There are, of course, differences between what a five-year-old and a ten-year-old and a sixteen-year-old might contribute. But the common thread is that we need all their ideas and agency in this fight. With that said, here are three unsolicited tips for talking to kids about politics.

1. Follow their lead in what they want to talk about and when.

Follow what excites them, what they ask questions about, and what they have opinions about.

My three-year-old first got enchanted by Bernie when I had the Democratic debate on during dinner. I explained that these people all have different ideas about what we need to do to make the world a better place, and that I liked that guy named Bernie Sanders because he says a lot of things that make sense to me.

For the next half hour, my son grilled me about other candidates throughout the debate. “Do you like that guy?” he asked when Cory Booker was speaking. “Not so much,” I replied. “Why? What does he say?” “Do you like her?” he asked of Elizabeth Warren. “Well, I don’t think what she’s saying is true,” I responded. “Why not? What is she saying? What is true?” Then Bernie would talk. “Is that Brownie Sander [his first name for him]? What does he say?”

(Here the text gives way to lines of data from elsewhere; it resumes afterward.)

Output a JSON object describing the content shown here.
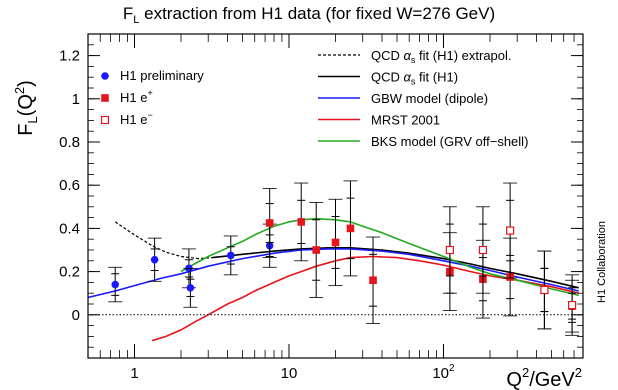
{
  "chart_data": {
    "type": "scatter",
    "title": "F_L extraction from H1 data (for fixed W=276 GeV)",
    "title_parts": {
      "pre": "F",
      "sub": "L",
      "post": " extraction from H1 data (for fixed W=276 GeV)"
    },
    "ylabel": "F_L(Q^2)",
    "ylabel_parts": {
      "base": "F",
      "sub": "L",
      "paren": "(Q",
      "sup": "2",
      "close": ")"
    },
    "xlabel": "Q^2/GeV^2",
    "xlabel_parts": {
      "q": "Q",
      "sup1": "2",
      "mid": "/GeV",
      "sup2": "2"
    },
    "x_scale": "log",
    "xlim": [
      0.5,
      800
    ],
    "ylim": [
      -0.2,
      1.3
    ],
    "x_ticks": [
      {
        "value": 1,
        "label": "1"
      },
      {
        "value": 10,
        "label": "10"
      },
      {
        "value": 100,
        "label": "10",
        "sup": "2"
      }
    ],
    "y_ticks": [
      {
        "value": 0,
        "label": "0"
      },
      {
        "value": 0.2,
        "label": "0.2"
      },
      {
        "value": 0.4,
        "label": "0.4"
      },
      {
        "value": 0.6,
        "label": "0.6"
      },
      {
        "value": 0.8,
        "label": "0.8"
      },
      {
        "value": 1,
        "label": "1"
      },
      {
        "value": 1.2,
        "label": "1.2"
      }
    ],
    "reference_line_y": 0,
    "side_label": "H1 Collaboration",
    "legend_left": [
      {
        "name": "H1 preliminary",
        "marker": "circle",
        "color": "#1a1aff"
      },
      {
        "name": "H1 e+",
        "text": "H1 e",
        "sup": "+",
        "marker": "square",
        "color": "#e8141b"
      },
      {
        "name": "H1 e-",
        "text": "H1 e",
        "sup": "−",
        "marker": "open-square",
        "color": "#e8141b"
      }
    ],
    "legend_right": [
      {
        "pre": "QCD ",
        "greek": "α",
        "sub": "s",
        "post": " fit (H1) extrapol.",
        "style": "dashed",
        "color": "#000000"
      },
      {
        "pre": "QCD ",
        "greek": "α",
        "sub": "s",
        "post": " fit (H1)",
        "style": "solid",
        "color": "#000000"
      },
      {
        "pre": "GBW model (dipole)",
        "style": "solid",
        "color": "#1a1aff"
      },
      {
        "pre": "MRST 2001",
        "style": "solid",
        "color": "#e8141b"
      },
      {
        "pre": "BKS model (GRV off−shell)",
        "style": "solid",
        "color": "#22aa22"
      }
    ],
    "curves": [
      {
        "name": "QCD as fit (H1) extrapol.",
        "style": "dashed",
        "color": "#000000",
        "x": [
          0.75,
          1.0,
          1.3,
          1.6,
          2.0,
          2.6,
          3.2
        ],
        "y": [
          0.43,
          0.37,
          0.32,
          0.29,
          0.27,
          0.26,
          0.265
        ]
      },
      {
        "name": "QCD as fit (H1)",
        "style": "solid",
        "color": "#000000",
        "x": [
          3.2,
          5,
          8,
          12,
          18,
          25,
          40,
          60,
          100,
          150,
          200,
          300,
          500,
          750
        ],
        "y": [
          0.265,
          0.28,
          0.295,
          0.305,
          0.31,
          0.31,
          0.3,
          0.285,
          0.26,
          0.235,
          0.215,
          0.19,
          0.155,
          0.125
        ]
      },
      {
        "name": "GBW model (dipole)",
        "style": "solid",
        "color": "#1a1aff",
        "x": [
          0.5,
          0.75,
          1,
          1.5,
          2,
          3,
          5,
          8,
          12,
          18,
          25,
          40,
          60,
          100,
          150,
          200,
          300,
          500,
          750
        ],
        "y": [
          0.08,
          0.11,
          0.135,
          0.17,
          0.19,
          0.225,
          0.26,
          0.285,
          0.3,
          0.305,
          0.305,
          0.295,
          0.28,
          0.25,
          0.225,
          0.205,
          0.175,
          0.14,
          0.11
        ]
      },
      {
        "name": "MRST 2001",
        "style": "solid",
        "color": "#e8141b",
        "x": [
          1.3,
          1.6,
          2,
          2.5,
          3,
          4,
          5,
          6,
          8,
          10,
          12,
          15,
          20,
          25,
          35,
          50,
          70,
          100,
          150,
          200,
          300,
          500,
          750
        ],
        "y": [
          -0.12,
          -0.1,
          -0.07,
          -0.03,
          0.0,
          0.05,
          0.08,
          0.11,
          0.15,
          0.18,
          0.2,
          0.225,
          0.25,
          0.265,
          0.27,
          0.265,
          0.25,
          0.23,
          0.2,
          0.18,
          0.16,
          0.13,
          0.1
        ]
      },
      {
        "name": "BKS model (GRV off-shell)",
        "style": "solid",
        "color": "#22aa22",
        "x": [
          2,
          2.5,
          3,
          4,
          5,
          6,
          8,
          10,
          12,
          15,
          20,
          25,
          30,
          40,
          60,
          100,
          150,
          200,
          300,
          500,
          750
        ],
        "y": [
          0.2,
          0.24,
          0.27,
          0.31,
          0.34,
          0.37,
          0.41,
          0.43,
          0.44,
          0.445,
          0.44,
          0.43,
          0.41,
          0.38,
          0.33,
          0.27,
          0.22,
          0.19,
          0.16,
          0.12,
          0.09
        ]
      }
    ],
    "series": [
      {
        "name": "H1 preliminary",
        "marker": "circle",
        "color": "#1a1aff",
        "points": [
          {
            "x": 0.75,
            "y": 0.14,
            "err_stat": 0.05,
            "err_tot": 0.08
          },
          {
            "x": 1.35,
            "y": 0.255,
            "err_stat": 0.05,
            "err_tot": 0.1
          },
          {
            "x": 2.25,
            "y": 0.215,
            "err_stat": 0.04,
            "err_tot": 0.09
          },
          {
            "x": 2.3,
            "y": 0.125,
            "err_stat": 0.04,
            "err_tot": 0.09
          },
          {
            "x": 4.2,
            "y": 0.275,
            "err_stat": 0.04,
            "err_tot": 0.09
          },
          {
            "x": 7.5,
            "y": 0.32,
            "err_stat": 0.05,
            "err_tot": 0.1
          }
        ]
      },
      {
        "name": "H1 e+",
        "marker": "square",
        "color": "#e8141b",
        "points": [
          {
            "x": 7.5,
            "y": 0.425,
            "err_stat": 0.09,
            "err_tot": 0.16
          },
          {
            "x": 12,
            "y": 0.43,
            "err_stat": 0.1,
            "err_tot": 0.18
          },
          {
            "x": 15,
            "y": 0.3,
            "err_stat": 0.14,
            "err_tot": 0.22
          },
          {
            "x": 20,
            "y": 0.335,
            "err_stat": 0.12,
            "err_tot": 0.2
          },
          {
            "x": 25,
            "y": 0.4,
            "err_stat": 0.14,
            "err_tot": 0.22
          },
          {
            "x": 35,
            "y": 0.16,
            "err_stat": 0.12,
            "err_tot": 0.2
          },
          {
            "x": 110,
            "y": 0.2,
            "err_stat": 0.1,
            "err_tot": 0.18
          },
          {
            "x": 180,
            "y": 0.165,
            "err_stat": 0.1,
            "err_tot": 0.18
          },
          {
            "x": 270,
            "y": 0.175,
            "err_stat": 0.1,
            "err_tot": 0.18
          },
          {
            "x": 450,
            "y": 0.115,
            "err_stat": 0.1,
            "err_tot": 0.18
          },
          {
            "x": 680,
            "y": 0.04,
            "err_stat": 0.06,
            "err_tot": 0.12
          }
        ]
      },
      {
        "name": "H1 e-",
        "marker": "open-square",
        "color": "#e8141b",
        "points": [
          {
            "x": 110,
            "y": 0.3,
            "err_stat": 0.12,
            "err_tot": 0.2
          },
          {
            "x": 180,
            "y": 0.3,
            "err_stat": 0.12,
            "err_tot": 0.2
          },
          {
            "x": 270,
            "y": 0.39,
            "err_stat": 0.14,
            "err_tot": 0.22
          },
          {
            "x": 450,
            "y": 0.115,
            "err_stat": 0.1,
            "err_tot": 0.18
          },
          {
            "x": 680,
            "y": 0.045,
            "err_stat": 0.08,
            "err_tot": 0.14
          }
        ]
      }
    ]
  }
}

These questions would go on and on, and I realized that he was learning that there are different ideas out there, and that we can argue them out. And that his mom prefers the kind of grouchy one who shakes his finger and tells the truth about the problems in the world.

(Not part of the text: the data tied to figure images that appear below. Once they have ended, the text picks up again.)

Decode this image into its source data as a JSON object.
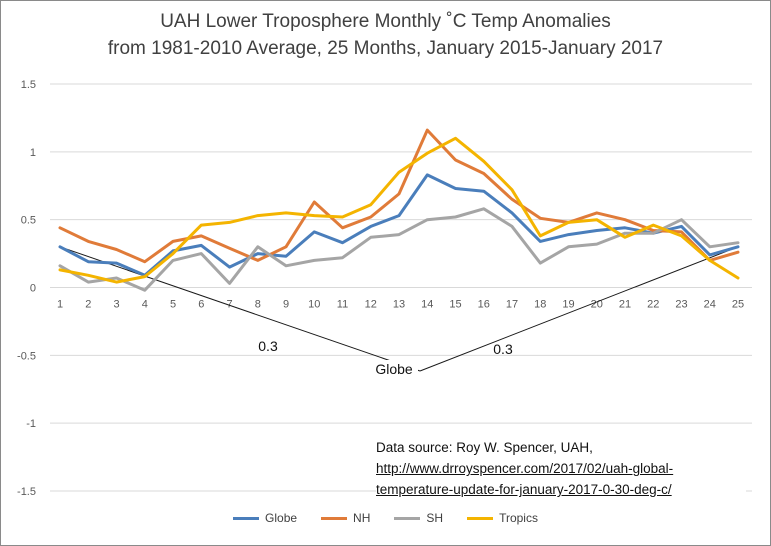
{
  "title_line1": "UAH Lower Troposphere Monthly ˚C Temp Anomalies",
  "title_line2": "from 1981-2010 Average, 25 Months, January 2015-January 2017",
  "source_label": "Data source: Roy W. Spencer, UAH,",
  "source_url_line1": "http://www.drroyspencer.com/2017/02/uah-global-",
  "source_url_line2": "temperature-update-for-january-2017-0-30-deg-c/",
  "chart_data": {
    "type": "line",
    "x": [
      1,
      2,
      3,
      4,
      5,
      6,
      7,
      8,
      9,
      10,
      11,
      12,
      13,
      14,
      15,
      16,
      17,
      18,
      19,
      20,
      21,
      22,
      23,
      24,
      25
    ],
    "x_tick_labels": [
      "1",
      "2",
      "3",
      "4",
      "5",
      "6",
      "7",
      "8",
      "9",
      "10",
      "11",
      "12",
      "13",
      "14",
      "15",
      "16",
      "17",
      "18",
      "19",
      "20",
      "21",
      "22",
      "23",
      "24",
      "25"
    ],
    "y_ticks": [
      1.5,
      1,
      0.5,
      0,
      -0.5,
      -1,
      -1.5
    ],
    "y_tick_labels": [
      "1.5",
      "1",
      "0.5",
      "0",
      "-0.5",
      "-1",
      "-1.5"
    ],
    "ylim": [
      -1.5,
      1.5
    ],
    "grid": "horizontal",
    "legend_position": "bottom",
    "series": [
      {
        "name": "Globe",
        "color": "#4a7ebb",
        "values": [
          0.3,
          0.19,
          0.18,
          0.09,
          0.27,
          0.31,
          0.15,
          0.25,
          0.23,
          0.41,
          0.33,
          0.45,
          0.53,
          0.83,
          0.73,
          0.71,
          0.55,
          0.34,
          0.39,
          0.42,
          0.44,
          0.4,
          0.45,
          0.24,
          0.3
        ]
      },
      {
        "name": "NH",
        "color": "#e07b39",
        "values": [
          0.44,
          0.34,
          0.28,
          0.19,
          0.34,
          0.38,
          0.29,
          0.2,
          0.3,
          0.63,
          0.44,
          0.52,
          0.69,
          1.16,
          0.94,
          0.84,
          0.65,
          0.51,
          0.48,
          0.55,
          0.5,
          0.42,
          0.41,
          0.2,
          0.26
        ]
      },
      {
        "name": "SH",
        "color": "#a5a5a5",
        "values": [
          0.16,
          0.04,
          0.07,
          -0.02,
          0.2,
          0.25,
          0.03,
          0.3,
          0.16,
          0.2,
          0.22,
          0.37,
          0.39,
          0.5,
          0.52,
          0.58,
          0.45,
          0.18,
          0.3,
          0.32,
          0.4,
          0.4,
          0.5,
          0.3,
          0.33
        ]
      },
      {
        "name": "Tropics",
        "color": "#f4b400",
        "values": [
          0.13,
          0.09,
          0.04,
          0.08,
          0.25,
          0.46,
          0.48,
          0.53,
          0.55,
          0.53,
          0.52,
          0.61,
          0.85,
          0.99,
          1.1,
          0.93,
          0.72,
          0.38,
          0.48,
          0.5,
          0.37,
          0.46,
          0.38,
          0.2,
          0.07
        ]
      }
    ],
    "annotations": [
      {
        "text": "Globe",
        "value": 0.3,
        "from_month": 1,
        "to_month": 25
      },
      {
        "text": "0.3",
        "segment": "left"
      },
      {
        "text": "0.3",
        "segment": "right"
      }
    ]
  }
}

2. Be thoughtful about what makes things clearer for them and what is more than they can handle.

So many of the world’s problems are genuinely terrifying: children in cages, the world heating up, police violence against people of color. Many children don’t have the luxury of picking and choosing which of these issues they’d like to think about. But, to the extent that you and your kids have a choice, take advantage of it to help them engage with the world at a pace that they can handle. There’s no formula for this. But as adults, we can do our best to pay attention to when they are excitedly participating in a conversation and when their eyes glaze over.

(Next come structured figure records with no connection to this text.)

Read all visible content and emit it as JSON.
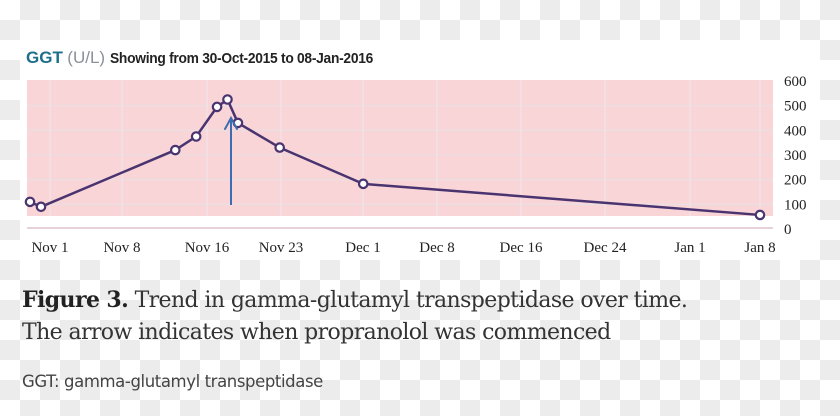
{
  "chart_title": {
    "metric": "GGT",
    "unit": "(U/L)",
    "range_text": "Showing from 30-Oct-2015 to 08-Jan-2016"
  },
  "caption": {
    "figure_label": "Figure 3.",
    "line1": " Trend in gamma-glutamyl transpeptidase over time.",
    "line2": "The arrow indicates when propranolol was commenced"
  },
  "abbreviation": "GGT: gamma-glutamyl transpeptidase",
  "colors": {
    "plot_band": "#f9d5d8",
    "line": "#4a3470",
    "marker_fill": "#ffffff",
    "arrow": "#3d6db0",
    "metric_title": "#1e6f8c"
  },
  "chart_data": {
    "type": "line",
    "title": "GGT (U/L) Showing from 30-Oct-2015 to 08-Jan-2016",
    "xlabel": "",
    "ylabel": "GGT (U/L)",
    "ylim": [
      0,
      600
    ],
    "yticks": [
      0,
      100,
      200,
      300,
      400,
      500,
      600
    ],
    "xticks": [
      "Nov 1",
      "Nov 8",
      "Nov 16",
      "Nov 23",
      "Dec 1",
      "Dec 8",
      "Dec 16",
      "Dec 24",
      "Jan 1",
      "Jan 8"
    ],
    "grid": true,
    "legend": null,
    "y_axis_position": "right",
    "series": [
      {
        "name": "GGT",
        "x": [
          "2015-10-30",
          "2015-10-31",
          "2015-11-13",
          "2015-11-15",
          "2015-11-17",
          "2015-11-18",
          "2015-11-19",
          "2015-11-23",
          "2015-12-01",
          "2016-01-08"
        ],
        "values": [
          110,
          90,
          320,
          375,
          495,
          525,
          430,
          330,
          183,
          57
        ]
      }
    ],
    "annotations": [
      {
        "type": "arrow",
        "x": "2015-11-18",
        "note": "Propranolol commenced"
      }
    ]
  }
}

When my family headed to the climate strike together, my son was pretty jazzed at the idea of a protest — that we would be getting together with lots and lots of other people who want to shout out together about the things we want to change. We talked about the earth and needing to take care of it, and that right now it’s not being taken care of well.

When I broached the subject of global warming, I quickly backed off. The look on his face told me that it was incomprehensible. Not because I got into the weeds of the science (I didn’t), but because it was just too scary and life-threatening of an idea to drop on a three-year-old.

I stopped there. We had broached the question of the environment, and he was interested in the idea that the earth is something we not only live on but take care of. We talked about how good trains are because it means we can all use them together and not bother the planet too much. This only increased his love of trains. Better to save the really scary stuff for when he’s better equipped to handle it.

3. We are fully capable of making the world better than it is now.

All of our problems are temporary and completely human-made. Things are really wrong, but the cause lies in how the system is currently set up, and not in anything timeless or intrinsic to humankind. We are part of a movement that knows we can do better. Letting this perspective frame conversations — that many of us are working together to right what’s wrong in the world — helps keep both you and your kid from getting sunk in hopelessness.

It’s this last point that got my son really excited about Bernie. When I come home from canvassing for our first socialist president, my son asks me about Bernie — about what he says, about why I like him. The questions go on. “Well,” I explained, “Bernie wants to help fix the things that aren’t working well right now.” “Like what? What’s not working well?” he responds. And off we go.

Bernie’s campaign has amassed unparalleled youth support. Young children, too, understand that everyone should have enough to eat, be able to go to school, and see a doctor anytime they need to. The truth is that Bernie’s politics aren’t so much partisan as they are common sense to human beings and our intrinsic sense of justice and fairness. Children understand this. So talk to them about it.